What NOT to do after “Hi”

Andrew Pilkington

Andrew Pilkington is a filmmaker with an insightful vision of the world as well as a great sense of dialog. He also has cerebral palsy. So we thought Andrew might have some new thoughts on the “Just Say Hi” campaign. We hope you enjoy his “top 5 things NOT to do when saying hi.”

1. If you can’t understand the reply, don’t pretend you did.
Then the conversation might get weird. Yes, that really happens! People act like they know what I’m saying and say things like “Yeah!” And then I go on. And then they say “Uh-huh.” And by the next sentence they’re so lost it’s like they’re staring at someone not speaking the same language. It’s okay just to ask someone to repeat things, I want to get the message across.

2. If the person is in a wheelchair, don’t bend over so you don’t look like you’re trying to get a pet to do a trick.
People worry a lot about where to be when you’re having a conversation with someone in a wheelchair. Just find a place where you can talk and listen easily. Don’t worry about having them hear you, everyone likes their personal space.

3. If the person who you’re talking to uses a motorized chair, avoid leaning on buttons, joysticks and levers.
May cause injuries to yourself! I can’t tell you how many times people have leaned on my joystick and ran over their own leg only to get upset with me. The best is when a coat gets stuck on my joystick which sends me into some sort of immovable object pinning my legs between two hard places.

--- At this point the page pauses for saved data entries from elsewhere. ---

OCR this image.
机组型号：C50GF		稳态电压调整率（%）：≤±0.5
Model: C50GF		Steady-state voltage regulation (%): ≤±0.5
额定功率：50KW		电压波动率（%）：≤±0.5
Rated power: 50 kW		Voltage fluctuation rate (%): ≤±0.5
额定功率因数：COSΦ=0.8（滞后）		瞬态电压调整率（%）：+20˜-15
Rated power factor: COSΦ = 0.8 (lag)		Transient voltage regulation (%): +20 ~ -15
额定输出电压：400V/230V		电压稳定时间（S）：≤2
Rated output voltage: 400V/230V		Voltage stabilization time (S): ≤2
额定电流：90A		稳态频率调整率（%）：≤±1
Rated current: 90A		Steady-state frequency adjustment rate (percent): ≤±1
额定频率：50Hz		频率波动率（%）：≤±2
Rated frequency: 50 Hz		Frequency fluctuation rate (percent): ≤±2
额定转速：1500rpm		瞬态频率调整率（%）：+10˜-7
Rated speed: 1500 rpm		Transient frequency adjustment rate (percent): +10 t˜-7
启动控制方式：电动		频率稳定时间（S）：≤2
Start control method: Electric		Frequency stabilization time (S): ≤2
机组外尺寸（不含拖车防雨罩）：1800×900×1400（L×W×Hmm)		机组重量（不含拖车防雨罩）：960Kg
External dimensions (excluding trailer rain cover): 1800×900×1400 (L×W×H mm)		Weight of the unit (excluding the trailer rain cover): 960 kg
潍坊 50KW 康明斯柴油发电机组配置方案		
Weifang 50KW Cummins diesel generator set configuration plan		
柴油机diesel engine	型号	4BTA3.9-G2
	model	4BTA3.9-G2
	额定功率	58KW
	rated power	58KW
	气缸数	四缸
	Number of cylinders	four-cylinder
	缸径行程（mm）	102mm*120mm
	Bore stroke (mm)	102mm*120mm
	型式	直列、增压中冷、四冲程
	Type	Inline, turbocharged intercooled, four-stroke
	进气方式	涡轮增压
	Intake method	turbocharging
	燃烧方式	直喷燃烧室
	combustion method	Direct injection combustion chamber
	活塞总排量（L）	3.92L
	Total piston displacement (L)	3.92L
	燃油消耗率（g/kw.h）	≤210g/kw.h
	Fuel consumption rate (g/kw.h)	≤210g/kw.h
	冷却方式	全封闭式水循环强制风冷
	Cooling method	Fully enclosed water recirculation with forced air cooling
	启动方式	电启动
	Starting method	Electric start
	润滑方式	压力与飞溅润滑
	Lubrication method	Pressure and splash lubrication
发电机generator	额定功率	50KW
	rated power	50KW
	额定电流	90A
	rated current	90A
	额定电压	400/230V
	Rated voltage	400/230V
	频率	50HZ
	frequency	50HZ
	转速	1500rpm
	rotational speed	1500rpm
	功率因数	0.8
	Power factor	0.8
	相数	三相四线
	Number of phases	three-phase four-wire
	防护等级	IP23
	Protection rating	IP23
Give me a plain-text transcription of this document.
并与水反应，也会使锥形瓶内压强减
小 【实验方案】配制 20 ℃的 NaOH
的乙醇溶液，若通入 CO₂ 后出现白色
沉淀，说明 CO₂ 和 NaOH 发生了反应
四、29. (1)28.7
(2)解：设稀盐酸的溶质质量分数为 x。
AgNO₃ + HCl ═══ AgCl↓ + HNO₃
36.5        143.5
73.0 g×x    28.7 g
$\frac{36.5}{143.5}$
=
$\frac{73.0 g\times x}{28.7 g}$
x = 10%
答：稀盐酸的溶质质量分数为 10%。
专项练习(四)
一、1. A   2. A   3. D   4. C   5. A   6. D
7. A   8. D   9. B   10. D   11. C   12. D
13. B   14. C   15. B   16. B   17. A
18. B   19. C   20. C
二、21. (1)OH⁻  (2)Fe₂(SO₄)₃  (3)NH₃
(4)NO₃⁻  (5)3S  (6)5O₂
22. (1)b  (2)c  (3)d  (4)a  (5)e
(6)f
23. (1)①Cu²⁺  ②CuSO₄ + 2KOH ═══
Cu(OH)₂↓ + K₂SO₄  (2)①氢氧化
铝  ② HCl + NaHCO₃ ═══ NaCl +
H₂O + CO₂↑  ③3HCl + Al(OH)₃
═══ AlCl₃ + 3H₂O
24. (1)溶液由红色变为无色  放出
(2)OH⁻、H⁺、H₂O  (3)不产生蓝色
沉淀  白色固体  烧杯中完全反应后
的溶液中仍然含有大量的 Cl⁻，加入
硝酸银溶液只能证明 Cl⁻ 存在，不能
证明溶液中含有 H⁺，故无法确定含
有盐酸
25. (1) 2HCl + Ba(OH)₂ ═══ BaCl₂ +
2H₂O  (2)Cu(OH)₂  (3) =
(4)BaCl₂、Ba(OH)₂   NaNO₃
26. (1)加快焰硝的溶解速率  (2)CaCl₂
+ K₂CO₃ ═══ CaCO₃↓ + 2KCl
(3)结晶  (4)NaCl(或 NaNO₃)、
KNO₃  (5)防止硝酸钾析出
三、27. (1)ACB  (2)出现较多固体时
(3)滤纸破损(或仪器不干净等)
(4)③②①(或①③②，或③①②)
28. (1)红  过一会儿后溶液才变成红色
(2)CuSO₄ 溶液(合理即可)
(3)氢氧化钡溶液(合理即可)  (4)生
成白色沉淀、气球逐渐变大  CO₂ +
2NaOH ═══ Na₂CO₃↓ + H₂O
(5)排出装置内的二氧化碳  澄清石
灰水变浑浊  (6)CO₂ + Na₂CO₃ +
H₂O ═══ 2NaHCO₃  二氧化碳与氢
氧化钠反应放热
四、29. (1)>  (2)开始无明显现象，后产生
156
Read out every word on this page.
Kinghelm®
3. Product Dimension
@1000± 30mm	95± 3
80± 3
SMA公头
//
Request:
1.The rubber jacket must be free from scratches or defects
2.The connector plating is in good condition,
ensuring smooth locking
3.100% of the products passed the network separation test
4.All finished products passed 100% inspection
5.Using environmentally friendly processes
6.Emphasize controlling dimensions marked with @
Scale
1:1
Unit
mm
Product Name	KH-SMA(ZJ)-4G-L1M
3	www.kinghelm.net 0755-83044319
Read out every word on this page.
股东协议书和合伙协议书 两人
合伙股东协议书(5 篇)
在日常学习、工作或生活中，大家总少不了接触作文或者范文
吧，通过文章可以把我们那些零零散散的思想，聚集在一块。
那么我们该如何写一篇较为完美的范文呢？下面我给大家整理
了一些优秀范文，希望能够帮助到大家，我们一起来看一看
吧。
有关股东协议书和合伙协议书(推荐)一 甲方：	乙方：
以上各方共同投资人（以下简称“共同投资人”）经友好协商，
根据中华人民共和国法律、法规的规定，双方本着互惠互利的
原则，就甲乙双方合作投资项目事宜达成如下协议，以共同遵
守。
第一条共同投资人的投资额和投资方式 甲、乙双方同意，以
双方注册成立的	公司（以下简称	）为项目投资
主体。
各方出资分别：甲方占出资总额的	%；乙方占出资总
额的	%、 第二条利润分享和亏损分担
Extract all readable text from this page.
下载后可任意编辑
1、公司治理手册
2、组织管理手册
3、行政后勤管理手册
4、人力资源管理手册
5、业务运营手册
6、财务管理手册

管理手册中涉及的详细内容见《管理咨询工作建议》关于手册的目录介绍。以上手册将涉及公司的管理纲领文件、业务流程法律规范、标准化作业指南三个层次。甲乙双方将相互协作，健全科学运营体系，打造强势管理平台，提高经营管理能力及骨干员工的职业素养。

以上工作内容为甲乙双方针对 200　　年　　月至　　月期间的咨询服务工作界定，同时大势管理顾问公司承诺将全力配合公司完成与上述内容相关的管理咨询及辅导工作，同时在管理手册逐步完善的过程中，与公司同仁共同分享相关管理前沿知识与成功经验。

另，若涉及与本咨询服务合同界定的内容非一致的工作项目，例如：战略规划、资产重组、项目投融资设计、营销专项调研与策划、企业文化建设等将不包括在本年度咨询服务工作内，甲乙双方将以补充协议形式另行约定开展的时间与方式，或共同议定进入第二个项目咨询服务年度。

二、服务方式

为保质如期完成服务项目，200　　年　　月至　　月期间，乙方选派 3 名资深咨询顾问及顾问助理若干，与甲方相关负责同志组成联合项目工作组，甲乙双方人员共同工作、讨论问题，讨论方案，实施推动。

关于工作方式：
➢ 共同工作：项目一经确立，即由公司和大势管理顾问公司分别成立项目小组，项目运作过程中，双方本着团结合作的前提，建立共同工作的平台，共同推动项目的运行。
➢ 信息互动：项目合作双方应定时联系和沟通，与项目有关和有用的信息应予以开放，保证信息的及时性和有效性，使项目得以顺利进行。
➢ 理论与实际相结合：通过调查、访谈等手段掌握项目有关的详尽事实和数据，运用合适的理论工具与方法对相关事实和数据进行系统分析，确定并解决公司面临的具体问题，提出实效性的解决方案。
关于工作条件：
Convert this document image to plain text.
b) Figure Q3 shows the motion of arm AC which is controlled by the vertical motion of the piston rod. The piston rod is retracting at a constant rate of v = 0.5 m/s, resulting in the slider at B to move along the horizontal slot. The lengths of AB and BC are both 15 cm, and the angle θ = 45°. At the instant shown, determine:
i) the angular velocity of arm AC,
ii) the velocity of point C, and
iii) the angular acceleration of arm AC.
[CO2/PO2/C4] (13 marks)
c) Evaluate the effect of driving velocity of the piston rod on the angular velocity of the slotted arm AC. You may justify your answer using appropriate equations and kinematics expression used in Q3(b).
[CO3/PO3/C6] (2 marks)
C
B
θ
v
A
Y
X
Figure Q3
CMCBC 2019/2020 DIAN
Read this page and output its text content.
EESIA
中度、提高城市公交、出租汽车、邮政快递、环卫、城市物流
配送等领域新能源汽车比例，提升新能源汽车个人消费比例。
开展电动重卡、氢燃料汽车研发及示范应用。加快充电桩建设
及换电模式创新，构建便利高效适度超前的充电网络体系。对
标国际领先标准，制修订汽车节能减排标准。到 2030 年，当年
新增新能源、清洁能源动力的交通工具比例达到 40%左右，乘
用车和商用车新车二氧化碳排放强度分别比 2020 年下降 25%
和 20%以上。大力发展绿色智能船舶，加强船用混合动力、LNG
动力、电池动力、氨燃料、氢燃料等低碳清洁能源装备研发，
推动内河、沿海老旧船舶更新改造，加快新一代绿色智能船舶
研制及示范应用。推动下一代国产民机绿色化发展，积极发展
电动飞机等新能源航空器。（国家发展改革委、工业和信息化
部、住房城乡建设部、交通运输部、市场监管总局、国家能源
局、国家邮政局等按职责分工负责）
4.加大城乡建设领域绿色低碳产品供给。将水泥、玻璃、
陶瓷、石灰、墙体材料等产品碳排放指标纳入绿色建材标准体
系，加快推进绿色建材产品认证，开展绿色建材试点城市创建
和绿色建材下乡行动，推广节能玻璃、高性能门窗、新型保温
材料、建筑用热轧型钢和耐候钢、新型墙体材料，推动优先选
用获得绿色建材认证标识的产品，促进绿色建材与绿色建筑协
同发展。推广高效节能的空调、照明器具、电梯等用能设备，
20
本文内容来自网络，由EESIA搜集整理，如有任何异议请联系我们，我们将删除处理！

4. Don’t continue the conversation by asking “are you with anyone?” Or “are you alone?”
Unless you’re trying to find out if they’re single and wanna go get a drink! I’ve been asked this question by store clerks, doormen, wait staff, cab drivers, strangers and oddly enough Rob Gronkowski. People have a hard time believing that someone in my situation is capable being out in the world without a companion or adult supervision. This question immediately discounts our intelligence and our respect, it puts us in a box.

5. Don’t be afraid to ask questions, but don’t congratulate the person for being out in the world like any other person.
A cliché response I usually get is you’re so amazing, although I am amazing, they are definitely saying that for completely different reasons. If they knew what I actually did their head would surly explode. Look, this all comes from a genuinely good place and I don’t want to discourage people from being nice. If you don’t know how how to end a conversation just say “bye” it’s the most normal thing you can do.